Даже в отношении более серьезных вопросов Правительство едва ли могло чувствовать себя в безопасности. В феврале Слоан из Нью-Джерси внес предложение о перенесении резиденции правительства из Вашингтона в Филадельфию. Палата 2 февраля большинством в шестьдесят восемь голосов против сорока семи согласилась рассмотреть эту резолюцию, за чем последовала дискуссия, доказавшая, насколько далеким от стабильности считалось текущее положение дел. Республиканцы и федералисты одинаково нападали на место, в котором они были обречены жить. Пятнадцать миллионов долларов, говорили они, было потрачено на него без всякого иного результата, кроме доказательства того, что там никогда не сможет существовать город. В один день они задыхались от пыли; в следующий — барахтались в грязи. Климат отличался резкими переменами и пронизывающими ветрами. Члены Конгресса болели и умирали в больших количествах, чем когда-либо прежде, но в случае болезни они не могли найти ни одного врача, кроме как послав за ним на военно-морскую верфь в нескольких милях отсюда. На последней сессии Палата была изгнана из своего старого зала ветром, выбившим стекла. Новый зал, сколь бы великолепным он ни был, не подходил для своих целей; слышать было невозможно; его вентиляция была настолько плохой, что вызвала болезнь Джейкоба Крауниншила, одного из его ведущих членов, находившегося тогда при смерти. Цены на все в Вашингтоне были чрезмерными. Масло стоило пятьдесят центов за фунт; обычная индейка стоила полтора доллара; в Филадельфии члены Конгресса экономили бы сто пятьдесят долларов в день только на найме экипажей. Даже эти возражения были незначительными по сравнению с неудобством управления из глуши, где не существовало никакого аппарата, облегчающего управление. В качестве примера абсурдности такой системы члены указывали на военно-морскую верфь, до которой можно было добраться, лишь следуя изгибам мелкой Потомак, в то время как Военно-морское министерство было вынуждено по экстравагантной цене привозить каждый предмет утвари с побережья, помимо вербовки матросов в торговых портах для каждого корабля, снаряжаемого в Вашингтоне.
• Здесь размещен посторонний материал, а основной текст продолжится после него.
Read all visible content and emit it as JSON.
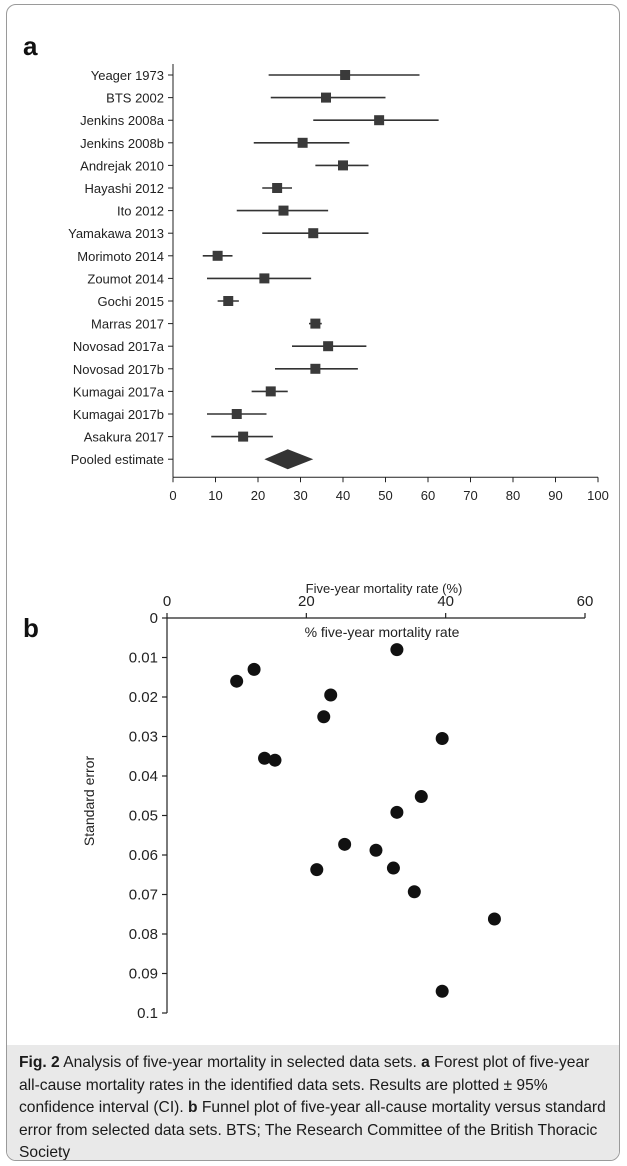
{
  "panel_a_letter": "a",
  "panel_b_letter": "b",
  "chart_data": [
    {
      "type": "forest",
      "panel": "a",
      "xlabel": "Five-year mortality rate (%)",
      "xlim": [
        0,
        100
      ],
      "xticks": [
        0,
        10,
        20,
        30,
        40,
        50,
        60,
        70,
        80,
        90,
        100
      ],
      "grid": false,
      "studies": [
        {
          "label": "Yeager 1973",
          "estimate": 40.5,
          "lower": 22.5,
          "upper": 58
        },
        {
          "label": "BTS 2002",
          "estimate": 36,
          "lower": 23,
          "upper": 50
        },
        {
          "label": "Jenkins 2008a",
          "estimate": 48.5,
          "lower": 33,
          "upper": 62.5
        },
        {
          "label": "Jenkins 2008b",
          "estimate": 30.5,
          "lower": 19,
          "upper": 41.5
        },
        {
          "label": "Andrejak 2010",
          "estimate": 40,
          "lower": 33.5,
          "upper": 46
        },
        {
          "label": "Hayashi 2012",
          "estimate": 24.5,
          "lower": 21,
          "upper": 28
        },
        {
          "label": "Ito 2012",
          "estimate": 26,
          "lower": 15,
          "upper": 36.5
        },
        {
          "label": "Yamakawa 2013",
          "estimate": 33,
          "lower": 21,
          "upper": 46
        },
        {
          "label": "Morimoto 2014",
          "estimate": 10.5,
          "lower": 7,
          "upper": 14
        },
        {
          "label": "Zoumot 2014",
          "estimate": 21.5,
          "lower": 8,
          "upper": 32.5
        },
        {
          "label": "Gochi 2015",
          "estimate": 13,
          "lower": 10.5,
          "upper": 15.5
        },
        {
          "label": "Marras 2017",
          "estimate": 33.5,
          "lower": 32,
          "upper": 35
        },
        {
          "label": "Novosad 2017a",
          "estimate": 36.5,
          "lower": 28,
          "upper": 45.5
        },
        {
          "label": "Novosad 2017b",
          "estimate": 33.5,
          "lower": 24,
          "upper": 43.5
        },
        {
          "label": "Kumagai 2017a",
          "estimate": 23,
          "lower": 18.5,
          "upper": 27
        },
        {
          "label": "Kumagai 2017b",
          "estimate": 15,
          "lower": 8,
          "upper": 22
        },
        {
          "label": "Asakura 2017",
          "estimate": 16.5,
          "lower": 9,
          "upper": 23.5
        }
      ],
      "pooled": {
        "label": "Pooled estimate",
        "estimate": 27,
        "lower": 21.5,
        "upper": 33
      }
    },
    {
      "type": "scatter",
      "panel": "b",
      "xlabel": "% five-year mortality rate",
      "ylabel": "Standard error",
      "xlim": [
        0,
        60
      ],
      "xticks": [
        0,
        20,
        40,
        60
      ],
      "ylim": [
        0,
        0.1
      ],
      "yticks": [
        "0",
        "0.01",
        "0.02",
        "0.03",
        "0.04",
        "0.05",
        "0.06",
        "0.07",
        "0.08",
        "0.09",
        "0.1"
      ],
      "x_axis_position": "top",
      "y_axis_reversed": true,
      "grid": false,
      "points": [
        {
          "x": 33,
          "y": 0.008
        },
        {
          "x": 12.5,
          "y": 0.013
        },
        {
          "x": 10,
          "y": 0.016
        },
        {
          "x": 23.5,
          "y": 0.0195
        },
        {
          "x": 22.5,
          "y": 0.025
        },
        {
          "x": 39.5,
          "y": 0.0305
        },
        {
          "x": 14,
          "y": 0.0355
        },
        {
          "x": 15.5,
          "y": 0.036
        },
        {
          "x": 36.5,
          "y": 0.0452
        },
        {
          "x": 33,
          "y": 0.0492
        },
        {
          "x": 25.5,
          "y": 0.0573
        },
        {
          "x": 30,
          "y": 0.0588
        },
        {
          "x": 32.5,
          "y": 0.0633
        },
        {
          "x": 21.5,
          "y": 0.0637
        },
        {
          "x": 35.5,
          "y": 0.0693
        },
        {
          "x": 47,
          "y": 0.0762
        },
        {
          "x": 39.5,
          "y": 0.0945
        }
      ]
    }
  ],
  "caption": {
    "fig_label": "Fig. 2",
    "text_1": " Analysis of five-year mortality in selected data sets. ",
    "a_letter": "a",
    "text_2": " Forest plot of five-year all-cause mortality rates in the identified data sets. Results are plotted ± 95% confidence interval (CI). ",
    "b_letter": "b",
    "text_3": " Funnel plot of five-year all-cause mortality versus standard error from selected data sets. BTS; The Research Committee of the British Thoracic Society"
  }
}
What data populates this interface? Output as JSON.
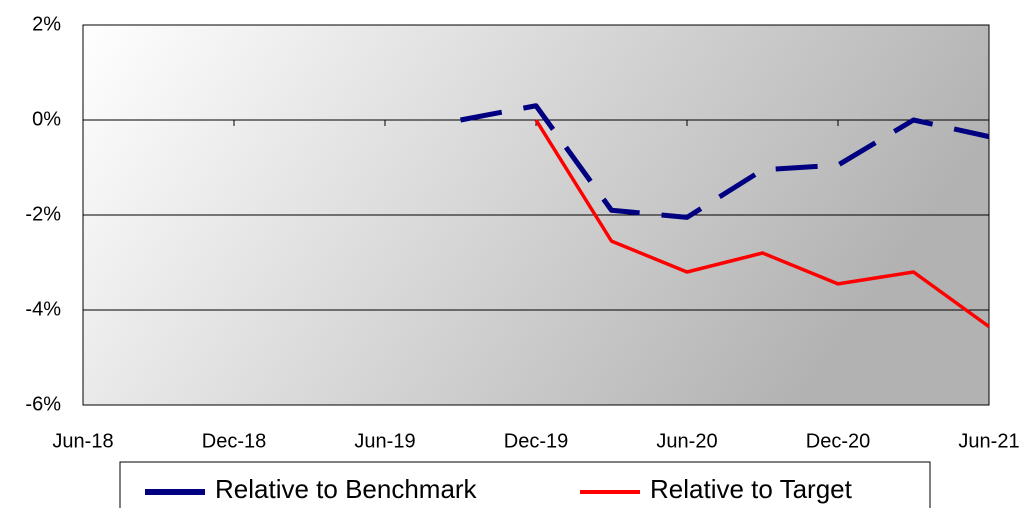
{
  "chart_data": {
    "type": "line",
    "categories": [
      "Jun-18",
      null,
      "Dec-18",
      null,
      "Jun-19",
      null,
      "Dec-19",
      null,
      "Jun-20",
      null,
      "Dec-20",
      null,
      "Jun-21"
    ],
    "series": [
      {
        "name": "Relative to Benchmark",
        "color": "#000080",
        "dashed": true,
        "values": [
          null,
          null,
          null,
          null,
          null,
          0.0,
          0.3,
          -1.9,
          -2.05,
          -1.05,
          -0.95,
          0.0,
          -0.35
        ]
      },
      {
        "name": "Relative to Target",
        "color": "#ff0000",
        "dashed": false,
        "values": [
          null,
          null,
          null,
          null,
          null,
          null,
          0.0,
          -2.55,
          -3.2,
          -2.8,
          -3.45,
          -3.2,
          -4.35
        ]
      }
    ],
    "ylim": [
      -6,
      2
    ],
    "yticks": [
      {
        "value": -6,
        "label": "-6%"
      },
      {
        "value": -4,
        "label": "-4%"
      },
      {
        "value": -2,
        "label": "-2%"
      },
      {
        "value": 0,
        "label": "0%"
      },
      {
        "value": 2,
        "label": "2%"
      }
    ],
    "grid": true,
    "legend": "bottom"
  }
}
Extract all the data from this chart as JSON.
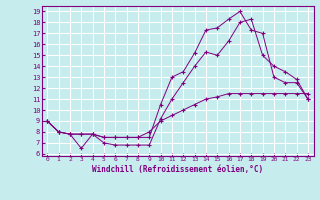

Слоан отказался от своего предложения лишь после того, как Палата продемонстрировала сильную склонность к его мнению. По другому пункту расхождение идей стало более заметным, и Джефферсон счел себя вынужденным напрячь свое влияние.

В Республиканской партии любой голос за регулярную армию до сих пор считался преступлением. Федералисты в 1801 году оставили силы в пять тысяч человек; Джефферсон сократил их до трех тысяч. Республиканская партия верила в ополчение, но пренебрегала им. Во всех южных штатах ополчение было недисциплинированным и неоружейным; но в Массачусетсе, как начинал замечать президент Джефферсон, федералисты уделяли много внимания своей солдатчине штата. Форт Соединенных Штатов в Ньюпорте гармонировался лишь козами, а стратегическая линия озера Шамплейн и реки Гудзон, отделявшая Новую Англию от остального Союза, была открыта для врага. Ввиду войны с Англией такое пренебрежение становилось безрассудным. Джефферсон видел, что необходимо собрать армию; но многие из его самых преданных сторонников считали, что полагаться можно только на ополчение, и что риск завоевания извне лучше риска военного деспотизма внутри страны.

Для народа, от природы храброго, американцы часто демонстрировали удивительное нежелание полагаться на собственные силы. Бросать вызов опасности, вступать в соперничество с каждым иностранным соперником, идти на бесчисленные риски и целиком полагаться на самих себя были общепризнанными характеристиками американцев как индивидуумов; но тот же самый человек, который, будучи предоставлен собственным ресурсам, наслаждался демонстрацией своего мастерства и мужества, попадая в тень правительства, неизменно начинал требовать защиты. Как политическое тело американский орган шарахался от испытаний собственной способности. «Американские системы» политики, будь то внутренняя или внешняя, были системами уклонения от конкуренции. Американская система, в которую верила старая Республиканская партия, примечательна тем, что провозглашала отсутствие уверенности в себе в качестве основы как внутренней, так и внешней политики. Республиканская партия стояла особняком в своем отказе принципиально защищать национальные права от иностранных посягательств; но она не знала себе равных, когда жертвенность национальными правами оправдывалась аргументом, что если американские свободы не будут преданы иностранным государствам, они будут уничтожены самим народом. Война, которую любая другая нация в истории рассматривала как первейший долг государства, была в Америке предметом страха не столько из-за возможного поражения, сколько из-за вероятного успеха. В Виргинии нельзя было найти более преданного республиканца, чем Джон В. Эппес, один из зятей Джефферсона; и когда в феврале Палата обсуждала законопроект Сената о добавлении двух полков к регулярной армии, Эппес провозгласил истинную республиканскую доктрину: [164]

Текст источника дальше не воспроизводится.